Carol Scotese Lehr () (Virginia Commonwealth University)
Abstract
This paper examines the pattern of consumption and savings when heterogeneous agents enter into marriage and have the option of dissolving the marriage if there exists no set of consumption allocations that can preserve the union. The research presents an analysis of this scenario using dynamic cooperative bargaining models of household decision making with a divorce threat point. The model will be used to examine the behavior of household savings when divorce is a possibility and may help to explain the rapid decline in household saving during the 1980s. Most existing bargaining models of household spending decisions are static and, therefore, unable to analyze the savings decision.
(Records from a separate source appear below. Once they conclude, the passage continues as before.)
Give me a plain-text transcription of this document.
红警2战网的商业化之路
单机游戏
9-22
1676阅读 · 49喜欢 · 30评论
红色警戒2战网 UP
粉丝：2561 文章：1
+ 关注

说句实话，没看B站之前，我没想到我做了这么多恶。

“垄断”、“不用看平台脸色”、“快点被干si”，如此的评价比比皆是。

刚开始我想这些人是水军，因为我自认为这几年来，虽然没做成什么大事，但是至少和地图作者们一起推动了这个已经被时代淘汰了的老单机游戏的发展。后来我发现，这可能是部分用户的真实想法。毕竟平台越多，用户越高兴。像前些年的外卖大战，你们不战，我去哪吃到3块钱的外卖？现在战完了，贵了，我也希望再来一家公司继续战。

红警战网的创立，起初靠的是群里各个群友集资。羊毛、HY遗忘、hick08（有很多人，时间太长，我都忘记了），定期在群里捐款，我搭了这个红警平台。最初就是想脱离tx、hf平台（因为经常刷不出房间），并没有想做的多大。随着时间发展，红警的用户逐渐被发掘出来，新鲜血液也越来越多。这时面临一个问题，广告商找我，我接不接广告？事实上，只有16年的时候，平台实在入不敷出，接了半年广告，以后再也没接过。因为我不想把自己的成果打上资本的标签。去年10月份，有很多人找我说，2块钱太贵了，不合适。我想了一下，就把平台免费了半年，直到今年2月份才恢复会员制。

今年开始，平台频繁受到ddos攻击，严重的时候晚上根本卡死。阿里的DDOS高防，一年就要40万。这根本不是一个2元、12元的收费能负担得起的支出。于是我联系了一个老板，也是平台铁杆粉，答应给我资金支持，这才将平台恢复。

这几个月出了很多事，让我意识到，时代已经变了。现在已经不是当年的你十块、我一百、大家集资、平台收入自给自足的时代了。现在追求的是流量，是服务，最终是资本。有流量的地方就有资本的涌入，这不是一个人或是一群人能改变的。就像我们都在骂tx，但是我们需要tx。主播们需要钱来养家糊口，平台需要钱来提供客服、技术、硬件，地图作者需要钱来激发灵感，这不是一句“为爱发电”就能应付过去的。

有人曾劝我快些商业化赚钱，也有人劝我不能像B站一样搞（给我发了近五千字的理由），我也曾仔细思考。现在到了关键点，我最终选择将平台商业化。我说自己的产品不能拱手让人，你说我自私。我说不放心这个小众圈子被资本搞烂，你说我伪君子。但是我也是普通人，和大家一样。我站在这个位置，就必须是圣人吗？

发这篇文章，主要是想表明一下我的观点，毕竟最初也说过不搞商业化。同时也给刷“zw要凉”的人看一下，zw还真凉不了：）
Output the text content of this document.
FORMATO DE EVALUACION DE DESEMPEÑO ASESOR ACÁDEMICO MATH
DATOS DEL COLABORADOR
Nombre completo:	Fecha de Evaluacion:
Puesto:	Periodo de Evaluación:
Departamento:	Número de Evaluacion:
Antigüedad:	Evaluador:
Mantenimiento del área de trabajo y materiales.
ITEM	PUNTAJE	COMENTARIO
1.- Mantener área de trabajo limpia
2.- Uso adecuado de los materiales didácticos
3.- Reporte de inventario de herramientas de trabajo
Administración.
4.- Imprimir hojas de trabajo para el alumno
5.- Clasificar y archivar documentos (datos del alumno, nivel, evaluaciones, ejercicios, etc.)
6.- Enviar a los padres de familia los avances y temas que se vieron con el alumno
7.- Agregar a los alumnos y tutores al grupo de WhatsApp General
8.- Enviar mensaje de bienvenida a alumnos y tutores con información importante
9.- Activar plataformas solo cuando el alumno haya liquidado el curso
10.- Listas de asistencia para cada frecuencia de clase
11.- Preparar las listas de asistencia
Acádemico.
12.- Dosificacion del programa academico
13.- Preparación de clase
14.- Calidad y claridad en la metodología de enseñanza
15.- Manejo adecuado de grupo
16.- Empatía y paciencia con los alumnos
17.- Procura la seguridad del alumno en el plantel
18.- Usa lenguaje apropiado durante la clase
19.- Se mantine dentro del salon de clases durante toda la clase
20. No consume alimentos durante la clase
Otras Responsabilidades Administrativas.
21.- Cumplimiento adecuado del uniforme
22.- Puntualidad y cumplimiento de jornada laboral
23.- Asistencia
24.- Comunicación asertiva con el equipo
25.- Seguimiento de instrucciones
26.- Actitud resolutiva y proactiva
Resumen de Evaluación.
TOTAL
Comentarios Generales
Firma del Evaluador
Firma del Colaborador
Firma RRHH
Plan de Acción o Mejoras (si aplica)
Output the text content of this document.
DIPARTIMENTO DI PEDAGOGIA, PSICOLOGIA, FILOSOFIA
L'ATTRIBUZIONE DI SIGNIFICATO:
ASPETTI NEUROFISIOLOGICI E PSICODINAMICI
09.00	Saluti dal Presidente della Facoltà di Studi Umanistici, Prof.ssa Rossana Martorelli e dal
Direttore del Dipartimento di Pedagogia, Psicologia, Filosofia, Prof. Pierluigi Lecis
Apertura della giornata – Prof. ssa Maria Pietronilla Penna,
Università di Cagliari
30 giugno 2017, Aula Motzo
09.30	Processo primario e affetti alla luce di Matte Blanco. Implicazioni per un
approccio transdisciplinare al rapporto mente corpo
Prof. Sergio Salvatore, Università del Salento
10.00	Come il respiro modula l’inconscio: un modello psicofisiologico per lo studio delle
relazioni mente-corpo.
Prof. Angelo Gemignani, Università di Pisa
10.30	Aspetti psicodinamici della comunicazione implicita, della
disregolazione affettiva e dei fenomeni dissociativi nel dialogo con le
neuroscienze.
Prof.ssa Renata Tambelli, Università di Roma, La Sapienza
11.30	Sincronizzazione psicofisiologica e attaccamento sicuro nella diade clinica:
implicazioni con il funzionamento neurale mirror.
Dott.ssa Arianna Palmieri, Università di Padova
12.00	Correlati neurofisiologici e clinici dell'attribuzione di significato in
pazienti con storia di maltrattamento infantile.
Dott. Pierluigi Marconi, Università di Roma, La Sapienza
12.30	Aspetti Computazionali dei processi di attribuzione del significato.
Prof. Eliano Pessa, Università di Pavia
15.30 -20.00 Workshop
In this paper the evolution of household savings depends upon both partners' consumption decisions as well as the income paths of each partner. If cooperation breaks down (if the value of dissolution exceeds any cooperative strategy), the couple divorces and household savings is split according to some rule between the partners. The dynamic nature of the model will allow an investigation of the path of savings in households that do not divorce relative to households that do. Since the value of the threat point changes over time as assets accumulate, both the probability of divorce and household saving will change endogenously over the lifetime of the household. This is true even when the value of other opportunities outside the marriage are constant. Of course, as the value of opportunities outside the marriage change, each partnerÍs incentive to contribute to savings changes.